The Line needs more pilots as the AF somewhat of its own making and somewhat of what Congress will let and not let it do and outside events has foisted on it.  The pilot bill must be paid by what is available, if what is available needs more / better training to meet the required standards then so be it.  The why can be debated / investigated but the what needs to be done.

I know you are not against more flying / training before FTU but I’m trying to figure out if the AF can have its cake and eat it too, if it was willing to treat the pilot / aircrew training enterprise with the seriousness it should, stealing @hindsight2020 ‘s words / point from earlier.

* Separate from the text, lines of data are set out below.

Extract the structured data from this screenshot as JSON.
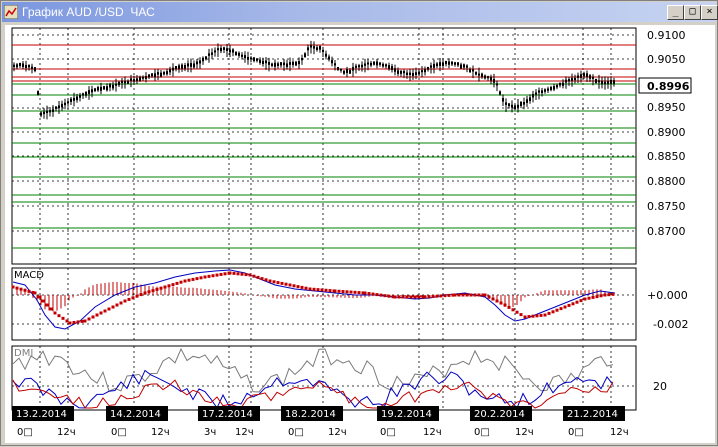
{
  "window": {
    "title": "График AUD /USD  ЧАС",
    "minimize_glyph": "_",
    "maximize_glyph": "□",
    "close_glyph": "×"
  },
  "price_axis": {
    "labels": [
      "0.9100",
      "0.9050",
      "0.8996",
      "0.8950",
      "0.8900",
      "0.8850",
      "0.8800",
      "0.8750",
      "0.8700"
    ],
    "current_price": "0.8996"
  },
  "panels": {
    "macd": {
      "label": "MACD",
      "zero_label": "+0.000",
      "low_label": "-0.002"
    },
    "dmi": {
      "label": "DMI",
      "level_label": "20"
    }
  },
  "time_axis": {
    "dates": [
      "13.2.2014",
      "14.2.2014",
      "17.2.2014",
      "18.2.2014",
      "19.2.2014",
      "20.2.2014",
      "21.2.2014"
    ],
    "hours": [
      "0□",
      "12ч",
      "0□",
      "12ч",
      "3ч",
      "12ч",
      "0□",
      "12ч",
      "0□",
      "12ч",
      "0□",
      "12ч",
      "0□",
      "12ч"
    ]
  },
  "colors": {
    "candles": "#000000",
    "resistance_lines": "#c00000",
    "support_lines": "#008000",
    "macd_line": "#0000c0",
    "macd_signal": "#c00000",
    "macd_histogram": "#c00000",
    "dmi_plus": "#0000c0",
    "dmi_minus": "#c00000",
    "adx": "#606060"
  }
}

I think a legit point could be made to the decision makers this is a strategic use of resources as you’re building a foundation of strong, trained, vetted aviators and officers thru a more rigorous approach to build their foundational operational skills and career genesis.

Posted

Absolutely need more flying hours, as most of the young guy issues are lacking airmanship and decision making skills (specifically decision making while handling an aircraft in a real, dynamic environment…e.g. cannot be replicated in a sim). From a tactical proficiency perspective, we need sims to take a 6-9 year leap yesterday. 5G perspective: In a perfect world we’d train to missionized stuff primarily in the sim environment and do primarily part-task training in live fly. 
 

Bottom line: more flying needed, but also need meaningful sim training environments that are accessible daily at the wing level.